# Heartbeat richtig behandeln



## rebbi (15 Oktober 2008)

Servus zusammen! 


Ich steh vor der Aufgabe, einen auf Seite der SPS realisierten Heartbeat (ich glaub ne Flanke, die sich einfach ständig ändert, sprich von 0 auf 1 auf 0 auf 1 ... umschaltet) in meiner C#-Anwendung auszuwerten - damit soll natürlich festgestellt werden, ob die Verbindung noch steht. 


Ich les also das Byte mit Hilfe von libnodave aus - dann weiß ich aber nicht mehr so recht weiter. 
Wie soll ich das denn in meiner Endlosanwendung realisieren? 

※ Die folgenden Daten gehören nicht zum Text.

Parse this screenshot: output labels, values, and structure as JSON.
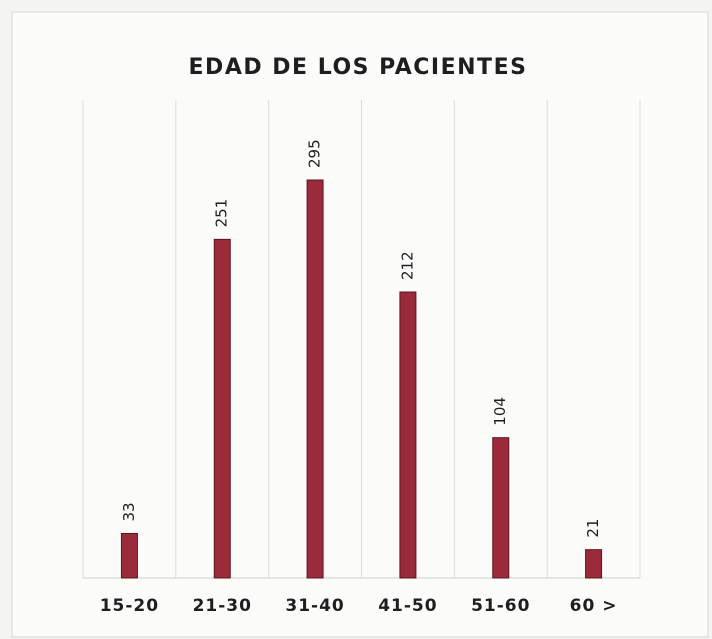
{
  "chart_data": {
    "type": "bar",
    "title": "EDAD DE LOS PACIENTES",
    "categories": [
      "15-20",
      "21-30",
      "31-40",
      "41-50",
      "51-60",
      "60 >"
    ],
    "values": [
      33,
      251,
      295,
      212,
      104,
      21
    ],
    "color": "#9b2a3a",
    "grid": true
  }
}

Hat einer n Denkanstoß oder n Algorithmus, nach dem man bei sowas vorgeht? 


mfG Andi


----------



## Ralle (15 Oktober 2008)

Flanke kannst du mit Sicherheit vergessen, das bekommt du mit dem PC und libnodave gar nicht sicher mit. Besser, dein Kollege macht einen Blinker, z.Bsp. 1 Sekunde an, 1 Sekunde aus. Du mußt in deinem Programm die Bool lesen und überwachen, daß die Einphase und die Ausphase des Signals nie > 1 Sekunde (zu Sicherheit 1,5 Sekunden) ist. Also eine 1 erkennen, steigende Flanke im PC-Programm, Zeit speichern, Fallende Flanke erkennen, Zeit speichern, Differenz bilden, auswerten, steigende Flanke auswerten, Zeit speichern, Differenz bilden, auswerten usw.

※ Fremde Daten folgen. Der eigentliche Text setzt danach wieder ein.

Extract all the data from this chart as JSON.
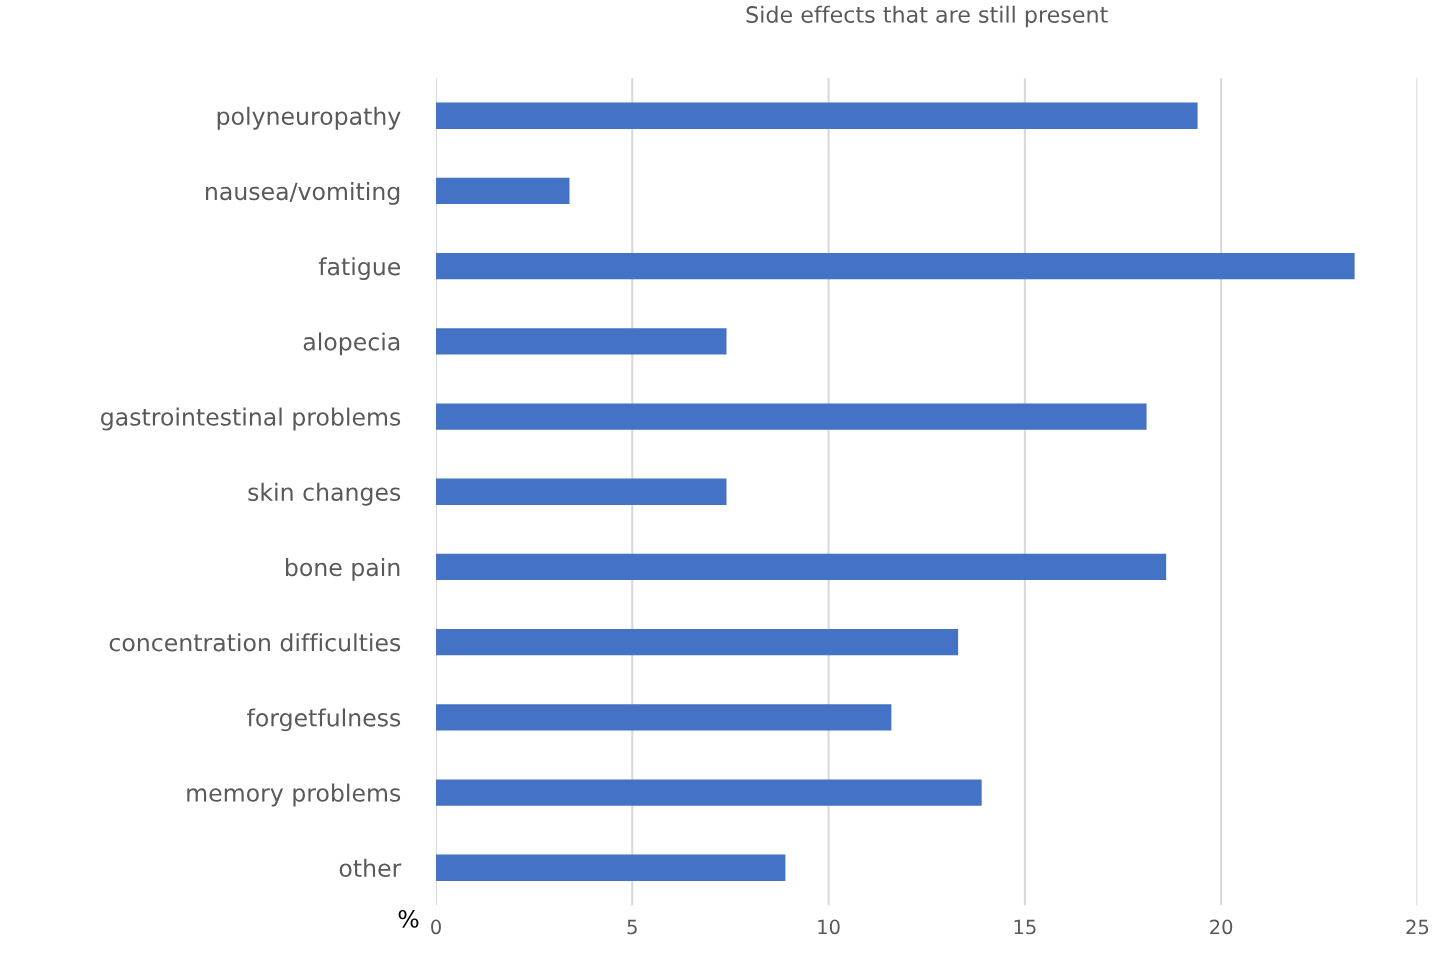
{
  "chart_data": {
    "type": "bar",
    "orientation": "horizontal",
    "title": "Side effects that are still present",
    "xlabel": "%",
    "categories": [
      "polyneuropathy",
      "nausea/vomiting",
      "fatigue",
      "alopecia",
      "gastrointestinal problems",
      "skin changes",
      "bone pain",
      "concentration difficulties",
      "forgetfulness",
      "memory problems",
      "other"
    ],
    "values": [
      19.4,
      3.4,
      23.4,
      7.4,
      18.1,
      7.4,
      18.6,
      13.3,
      11.6,
      13.9,
      8.9
    ],
    "color": "#4472c4",
    "xlim": [
      0,
      25
    ],
    "xticks": [
      0,
      5,
      10,
      15,
      20,
      25
    ],
    "grid": "x"
  }
}
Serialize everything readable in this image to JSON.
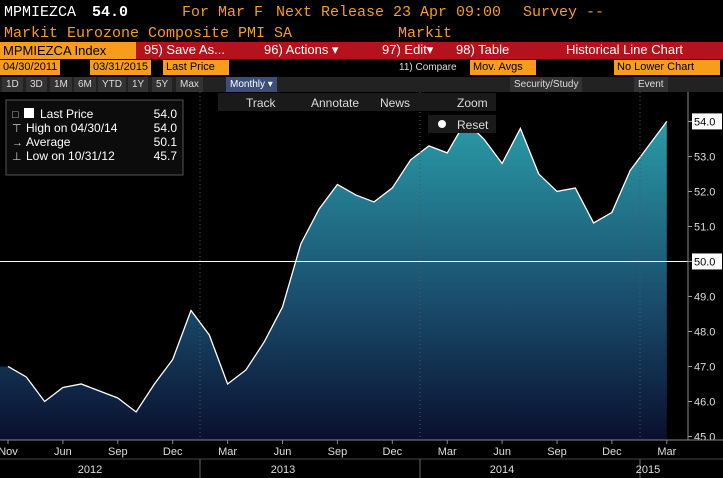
{
  "header": {
    "ticker": "MPMIEZCA",
    "price": "54.0",
    "period": "For Mar F",
    "next_release": "Next Release 23 Apr 09:00",
    "survey": "Survey --",
    "name": "Markit Eurozone Composite PMI SA",
    "source": "Markit"
  },
  "toolbar": {
    "security": "MPMIEZCA Index",
    "buttons": [
      "95) Save As...",
      "96) Actions ▾",
      "97) Edit▾",
      "98) Table"
    ],
    "view": "Historical Line Chart"
  },
  "range_bar": {
    "start": "04/30/2011",
    "end": "03/31/2015",
    "field": "Last Price",
    "compare": "11) Compare",
    "mov_avgs": "Mov. Avgs",
    "lower": "No Lower Chart"
  },
  "period_bar": {
    "periods": [
      "1D",
      "3D",
      "1M",
      "6M",
      "YTD",
      "1Y",
      "5Y",
      "Max"
    ],
    "frequency": "Monthly ▾",
    "study": "Security/Study",
    "event": "Event"
  },
  "chart_tools": {
    "tools": [
      "Track",
      "Annotate",
      "News",
      "Zoom"
    ],
    "reset": "Reset"
  },
  "legend_stats": [
    {
      "label": "Last Price",
      "value": "54.0"
    },
    {
      "label": "High on 04/30/14",
      "value": "54.0"
    },
    {
      "label": "Average",
      "value": "50.1"
    },
    {
      "label": "Low on 10/31/12",
      "value": "45.7"
    }
  ],
  "chart_data": {
    "type": "area",
    "categories": [
      "Nov",
      null,
      null,
      "Jun",
      null,
      null,
      "Sep",
      null,
      null,
      "Dec",
      null,
      null,
      "Mar",
      null,
      null,
      "Jun",
      null,
      null,
      "Sep",
      null,
      null,
      "Dec",
      null,
      null,
      "Mar",
      null,
      null,
      "Jun",
      null,
      null,
      "Sep",
      null,
      null,
      "Dec",
      null,
      null,
      "Mar"
    ],
    "years": [
      "2012",
      "2013",
      "2014",
      "2015"
    ],
    "series": [
      {
        "name": "Last Price",
        "color": "#ffffff",
        "values": [
          47.0,
          46.7,
          46.0,
          46.4,
          46.5,
          46.3,
          46.1,
          45.7,
          46.5,
          47.2,
          48.6,
          47.9,
          46.5,
          46.9,
          47.7,
          48.7,
          50.5,
          51.5,
          52.2,
          51.9,
          51.7,
          52.1,
          52.9,
          53.3,
          53.1,
          54.0,
          53.5,
          52.8,
          53.8,
          52.5,
          52.0,
          52.1,
          51.1,
          51.4,
          52.6,
          53.3,
          54.0
        ]
      }
    ],
    "ylim": [
      44.9,
      54.84
    ],
    "yticks": [
      {
        "value": 45,
        "label": "45.0"
      },
      {
        "value": 46,
        "label": "46.0"
      },
      {
        "value": 47,
        "label": "47.0"
      },
      {
        "value": 48,
        "label": "48.0"
      },
      {
        "value": 49,
        "label": "49.0"
      },
      {
        "value": 50,
        "label": "50.0"
      },
      {
        "value": 51,
        "label": "51.0"
      },
      {
        "value": 52,
        "label": "52.0"
      },
      {
        "value": 53,
        "label": "53.0"
      },
      {
        "value": 54,
        "label": "54.0"
      }
    ],
    "ref_line": 50
  }
}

Wie schnell der Blinker sein darf hängt von der Geschwindigkeit der Kommunikation ab.


----------



## marlob (15 Oktober 2008)

Gib doch mal C# und Watchdog in google oder so ein. Da finden sich so einige Programmbeispiele


----------



## Key (15 Oktober 2008)

Ist es nicht einfacher nen gemeinsames Bit zu definieren was durch PC gesetzt und durch SPS rückgesetzt wird. Dann noch einen Timer auf SPS Seite sowas wie nach 5 sek info das kein lebenszeichen von pc und auf PC halt das gleiche.

Aso und wegen >1 sek Abtasttheorem beachten mindestens mit doppelter genauigkeit wie das Ursprungssignal wenn man sowas mit Flanken macht.

Also bei >1 Sek Toogle auf sps mind. <0,5 sek auf PC wobei kommunikationsdauer mit drauf kommt.

gruß Key


----------



## rebbi (15 Oktober 2008)

Key schrieb:


> Ist es nicht einfacher nen gemeinsames Bit zu definieren was durch PC gesetzt und durch SPS rückgesetzt wird. Dann noch einen Timer auf SPS Seite sowas wie nach 5 sek info das kein lebenszeichen von pc und auf PC halt das gleiche.
> 
> Aso und wegen >1 sek Abtasttheorem beachten mindestens mit doppelter genauigkeit wie das Ursprungssignal wenn man sowas mit Flanken macht.
> 
> ...




Sowas mach ich jetzt im Grunde schon.
SPS setzt Bit1, wenn Daten vorhanden sind. Ich hol die Daten ab und setz ein Bit2, dass ich die Daten abgeholt hab - daraufhin setzt das SPS Bit1 und Bit2 zurück.

Problem ist: Die Daten kommen etwa alle 50 - 100 Sekunden. Ich muss also schon vorher wissen, ob die Connection noch steht 


Habs bisher per Integer-Wert geregelt. Die SPS zählt hoch, ich les alle paar Sekunden aus. Ist der Wert identisch --> Connection lost
Unterscheidet sich der Wert --> Connection vorhanden.

Da kanns zwar passieren, dass nicht sofort beim ersten Schleifendurchlauf nach Verlust der Connection bemerkt wird, dass etwas nicht mehr stimmt. Aber spätestens beim zweiten Durchlauf würde es bemerkt werden 

Leider will aber mein Chef eben so n Heartbeat.
Daher schonmal Danke für eure Infos! Werd versuchen, das entsprechend zu implementieren


----------



## harrylask (15 Oktober 2008)

Hallo rebbi,
als Lebenssignal verwende ich gerne einen Zähler.

Möglichkeit 1: festen Wert zyklisch übertragen und auf der anderen dekrementieren, erreicht der Wert 0 besteht keine Verbindung mehr.

Möglichkeit 2: SPS seitig einen Zähler inkrementieren und zyklisch übertragen,
auf der anderen Seite zyklisch abfragen, hat sich der Wert zwischen 2 Abfragen nicht mehr geändert besteht keine Verbindung mehr.

Grüsse, harrylask

[EDIT]
sorry, hatte dein letztes Post übersehen!
[/EDIT]


----------